This End Table was modified from the plans found in Woodsmith No. 110 to fit in a specific location in Eunice’s living room. The width was the main consideration. I reduced the depth of the piece to conform with the golden ratio. Top and shelf slats are made of Brazilian Cherry (Jatoba), drawer front from Walnut, and frame from Red Oak.
I started with the top, since it was the component that was driving the piece. I had to content with some twisting in the stock, so I first used my jack plane to level the offending faces enough to allow use of the planer. I used 5/4 stock left over from the top of Katie’s Cedar Chest. I ended up with a 11/16 thick top.
After the glue setup over night, I put a radius on the corners and used mineral spirits to check for glue squeeze out and surface imperfections. As you can see, the top has some convoluted grain going on. A word to the wise, when crosscutting a board with convoluted grain on the table saw beware of releasing internal tension. Thank goodness for the riving knife on my SawStop. I had to re-start the cut three times as the internal grain tension closed up the saw kerf and clamped down on the blade and riving knife.
The legs mortises are the most critical part of the joinery. I laid out the leg mortises in pairs to ensure precise alignment. Stop blocks were used when cutting the legs to length to make sure that they were exactly the same length. I spent some time considering the orientation of the leg faces, as I wanted to show off the ray patterns in the quarter sawn legs to the front of the piece.
I used the drill press to remove most of the mortise waste, then a 1/4 inch mortising chisel to square up the ends. I used a bench chisel to remove the waste between the drilled holes.
I used the router table and a straight bit to clean up the mortises. The tape on the router fence shows the position of the both edges of the bit. This was used to register with the pencil marks on the stock which marked the ends of the mortise.
The legs are the most interesting components of the piece. The inside lower faces have tapers cut on the three sides. A taper jig was used on the table saw to cut the two main tapers, and the third taper between them was cut with a block plane to the layout lines.
Next the front corner of the leg was rounded over on the router table, and a bevel was cut on each side of the roundover to give them their distinctive shape. The leg bevel was sized to leave a 1/4 inch reveal on the side and back aprons and the front of the drawer.
Now the tenon shoulders were cut on the stretchers and aprons on the table saw. The tenon waste was removed with a tenon jig that fits over the fence. A chisel was used to remove a little more material from the bottom of the tenon shoulder to provide a place for glue squeeze out and to ensure a tight fit against the leg.
Now the sides of the frame were glued up. Notice the special clamping cauls that were used to accommodate the bevel on the legs.

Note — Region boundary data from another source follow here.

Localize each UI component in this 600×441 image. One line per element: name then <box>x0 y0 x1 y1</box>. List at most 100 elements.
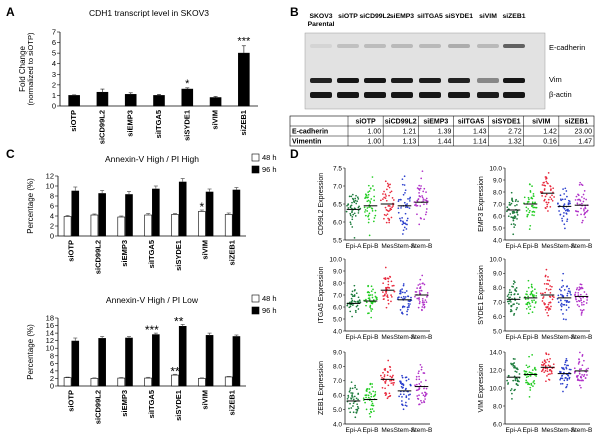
scatter-point <box>404 212 407 215</box>
scatter-point <box>550 198 553 200</box>
scatter-point <box>367 284 370 287</box>
scatter-point <box>421 195 423 197</box>
scatter-point <box>576 202 579 205</box>
scatter-point <box>573 367 576 370</box>
scatter-point <box>510 291 513 294</box>
scatter-point <box>425 393 428 395</box>
scatter-point <box>371 383 373 385</box>
scatter-point <box>387 283 390 286</box>
scatter-point <box>414 384 416 387</box>
scatter-point <box>418 184 421 187</box>
y-tick-label: 10.0 <box>489 165 502 172</box>
scatter-point <box>532 206 535 209</box>
scatter-point <box>406 306 409 309</box>
scatter-point <box>557 294 560 297</box>
scatter-point <box>403 305 406 308</box>
scatter-point <box>405 379 408 382</box>
scatter-point <box>527 297 529 300</box>
scatter-point <box>529 374 532 377</box>
scatter-point <box>509 389 512 392</box>
scatter-point <box>531 290 534 292</box>
y-tick-label: 10 <box>46 344 54 353</box>
scatter-point <box>403 201 406 204</box>
scatter-point <box>370 316 373 319</box>
scatter-point <box>416 287 418 289</box>
x-tick-label: Epi-A <box>506 427 523 434</box>
scatter-point <box>353 201 356 204</box>
scatter-point <box>545 288 548 290</box>
scatter-point <box>523 370 526 372</box>
y-tick-label: 5.0 <box>493 328 502 335</box>
scatter-point <box>566 292 569 295</box>
y-tick-label: 2 <box>50 222 54 231</box>
scatter-point <box>525 364 528 367</box>
scatter-point <box>401 183 404 186</box>
scatter-point <box>529 308 532 311</box>
scatter-point <box>514 288 517 291</box>
table-cell: 1.21 <box>403 129 417 136</box>
scatter-point <box>528 211 531 214</box>
scatter-point <box>541 184 544 186</box>
scatter-point <box>512 303 515 306</box>
scatter-point <box>527 375 530 378</box>
scatter-point <box>399 292 402 295</box>
scatter-point <box>527 306 530 308</box>
scatter-point <box>387 185 389 188</box>
scatter-point <box>534 368 537 371</box>
scatter-point <box>549 301 552 304</box>
scatter-point <box>389 375 392 378</box>
scatter-point <box>512 219 515 222</box>
scatter-point <box>353 212 356 215</box>
scatter-point <box>355 202 358 205</box>
scatter-point <box>382 298 385 301</box>
scatter-point <box>512 212 514 215</box>
scatter-point <box>380 199 382 202</box>
scatter-point <box>401 376 404 379</box>
scatter-point <box>578 379 580 382</box>
scatter-point <box>583 359 585 362</box>
scatter-point <box>418 378 421 381</box>
y-axis-label: ZEB1 Expression <box>318 361 325 415</box>
scatter-point <box>578 305 580 308</box>
scatter-point <box>566 364 568 367</box>
scatter-point <box>527 286 530 289</box>
scatter-point <box>400 207 402 209</box>
scatter-point <box>366 388 369 390</box>
scatter-point <box>581 309 584 312</box>
y-tick-label: 4 <box>50 366 54 375</box>
scatter-point <box>404 189 407 192</box>
scatter-point <box>549 189 552 192</box>
scatter-point <box>407 306 410 308</box>
scatter-point <box>375 296 378 299</box>
scatter-point <box>392 382 394 384</box>
scatter-point <box>351 193 354 196</box>
scatter-point <box>511 200 514 203</box>
scatter-point <box>418 403 420 406</box>
scatter-point <box>350 392 352 394</box>
scatter-point <box>541 369 544 371</box>
scatter-point <box>549 373 551 375</box>
scatter-point <box>387 299 389 302</box>
scatter-point <box>369 201 372 204</box>
scatter-point <box>418 299 421 301</box>
bar <box>90 378 99 387</box>
scatter-point <box>530 292 533 295</box>
scatter-point <box>543 302 545 304</box>
scatter-point <box>354 384 356 387</box>
scatter-point <box>353 236 356 239</box>
scatter-point <box>372 299 375 301</box>
scatter-point <box>567 199 570 202</box>
scatter-point <box>581 374 583 376</box>
scatter-point <box>535 206 537 209</box>
scatter-point <box>355 388 358 391</box>
scatter-point <box>419 283 421 285</box>
bar <box>63 216 72 237</box>
scatter-point <box>581 304 583 306</box>
scatter-point <box>383 196 385 199</box>
scatter-point <box>506 210 508 213</box>
scatter-point <box>415 203 417 205</box>
scatter-point <box>355 194 357 197</box>
scatter-point <box>424 199 426 201</box>
y-tick-label: 6.0 <box>493 213 502 220</box>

This kept the legs from twisting under the clamping pressure.
Now a dry fit was performed to ensure proper sizing of the cross member tenons. The mortises on both faces of the legs actually meet in the center of the leg, so the ends of the tenons had to be mitered to allow them to fit together. Also notice the shelf slats. They are inserted into groves in the bottom stretchers without glue to accommodate seasonal wood movement. Also notice the grooves in the side aprons, they provide the means to capture the tenons in the drawer frame and rails.
Now the two sides were glued together with the rear apron, bottom center stretchers and front drawer frame.
Watco Fruitwood danish oil was applied as the finish to the frame. Two coats of brush on polyurethane were applied to the top, followed by two coats of wipe-on polyurethane.
Now just the drawer was left. A 8/4 piece of walnut adjacent to a large knot was selected for the drawer front. A batten was bent to provide a template for a curved drawer front. Rabbets were cut into the back vertical sides of the drawer front to allow the drawer sides to be attached. The height of the rear of the drawer was constructed to allow close contact with upper drawer guides set into the side aprons, so the drawer would not tip as it is retracted from the carcase.